While others in the lineup are seemingly enjoying the spotlight in this post-season, Tex appears overwhelmed by it all.  He continues to swing at anything even remotely close to the plate and, particularly from the left side, he looks out of sync and more interested in hitting a 5-run homer than just making good contact.  He’s trying to make up for a month’s worth of bad swings in one trip to the plate.  

Mind you, it’s probably easy to get overwhelmed with the New York throng watching your every move.  Fans and media equate every at-bat to cash — “how much money was that strike-out worth?” — and when you make $20 million or more, the odds are pretty decent that you’re never going to give everyone their perceived money’s worth unless you go 13-for-25 with 5 HR’s and 11 RBI in 6 games. 

That’s the chance you take when you sign on the dotted line. 

Make that:  That’s the chance you take when you sign in NEW YORK.

If Teixeira would have signed in Baltimore for $23 million, his ’09 would have included 33 HR’s, 121 RBI’s, 73 wins and a regular 9:40 am tee-time with his dad at Chartwell Country Club starting on Monday, October 5.  Everywhere he went, folks would say, “Helluva season Mark, if they just get some other players like you, they’ll be fine.”

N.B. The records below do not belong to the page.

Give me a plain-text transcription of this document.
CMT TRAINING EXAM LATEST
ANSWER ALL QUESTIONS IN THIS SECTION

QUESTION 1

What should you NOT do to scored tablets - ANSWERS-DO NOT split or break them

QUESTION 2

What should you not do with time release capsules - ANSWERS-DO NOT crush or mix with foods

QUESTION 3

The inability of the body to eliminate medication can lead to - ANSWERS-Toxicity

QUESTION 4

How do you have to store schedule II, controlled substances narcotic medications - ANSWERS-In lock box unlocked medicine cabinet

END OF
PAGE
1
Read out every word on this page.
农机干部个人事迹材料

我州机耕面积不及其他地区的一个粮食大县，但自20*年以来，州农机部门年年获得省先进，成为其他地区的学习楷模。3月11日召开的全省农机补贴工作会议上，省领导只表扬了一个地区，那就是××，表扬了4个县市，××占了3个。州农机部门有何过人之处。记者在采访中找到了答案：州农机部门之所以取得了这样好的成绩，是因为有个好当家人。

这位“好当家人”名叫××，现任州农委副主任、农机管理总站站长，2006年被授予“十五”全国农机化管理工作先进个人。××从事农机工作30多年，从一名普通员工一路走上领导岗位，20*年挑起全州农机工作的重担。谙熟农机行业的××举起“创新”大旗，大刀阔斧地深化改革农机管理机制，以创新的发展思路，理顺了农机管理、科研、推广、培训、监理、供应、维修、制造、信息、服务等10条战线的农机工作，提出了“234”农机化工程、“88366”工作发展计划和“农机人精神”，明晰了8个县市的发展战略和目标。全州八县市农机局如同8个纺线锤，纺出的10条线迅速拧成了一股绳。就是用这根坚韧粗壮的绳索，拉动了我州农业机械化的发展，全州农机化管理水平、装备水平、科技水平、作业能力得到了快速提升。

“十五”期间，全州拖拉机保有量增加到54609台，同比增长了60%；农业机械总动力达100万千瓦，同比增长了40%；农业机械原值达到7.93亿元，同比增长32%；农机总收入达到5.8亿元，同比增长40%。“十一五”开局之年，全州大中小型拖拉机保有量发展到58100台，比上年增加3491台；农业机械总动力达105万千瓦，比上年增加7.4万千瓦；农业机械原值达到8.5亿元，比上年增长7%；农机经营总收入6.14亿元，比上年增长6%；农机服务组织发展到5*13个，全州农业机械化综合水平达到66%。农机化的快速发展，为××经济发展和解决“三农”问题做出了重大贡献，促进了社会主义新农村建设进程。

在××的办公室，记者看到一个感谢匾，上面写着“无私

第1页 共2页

In New York, he IS “the other player”. 

He’s the guy they signed in the off-season to take some of the heat off of A-Rod, and Jeter, and Cano, and Posada.  He’s the hand-picked bonus baby, the guy they plucked away from the Red Sox and Angels during last winter’s version of “The Price Is Right”.  

For $181 million, “the other player” better be able to deliver with the game on the line in October.

Instead, at least in the post-season, he’s looking more suited for a last-place team like the Orioles, where he can put up brag-worthy regular season numbers and then head to Cancun for some R&R instead of playing post-season baseball. 

In Baltimore, where almost every player has a morning coffee and bagel in complete obscurity, Tex wouldn’t have this problem of gagging in the post-season because, well… – “they don’t play baseball in Baltimore in October”, according to the Director-of-Facts, Ian Eagle of CBS Sports.

Last December, the pride of Severna Park inked his mega-deal with the Yankees because he wanted a handful of opportunitites to win the World Series over the next decade.  He wanted to be the toast of the town.  He wanted to be the team’s new “Mr. October”.

Be careful what you ask for, kids, cuz’ you just might get it.

It’s not going to get any easier for Teixeira, no matter the outcome of Game 6 and/or (possibly) Game 7.  Unless he hits the game-winning grand slam in one of the next two affairs at Yankee Stadium, his ’09 playoff campaign will go down as dreadful…the subject of much off-season discussion on talk radio and the world wide web.  And no matter what he does in the 2010 regular season, all they’re gonna say in The Bronx is “Yeah, but remember what happened last year?  He was great in the regular season and then he s**t the bed in the playoffs.”

It can take a while to get that playoff monkey off your back.  Just ask A-Rod. 

Yankees broadcaster Ken Singleton was with me on The Comcast Morning Show last week and he said Teixeira is “the nicest kid in the world.”

That might be true.  I trust Ken’s opinion.  Good, solid people – like Singleton – are generally adept at judging the character of others.  

But in New York, right now, Mark Teixeira’s not being judged on whether or not he’s a good kid. 

He’s being judged on making $23 million and not delivering a product worthy of that kind of money.

And he only has 7 years left to prove himself.   

And he has 7 years to prove the Yankees were right – or wrong – for taking him into their home.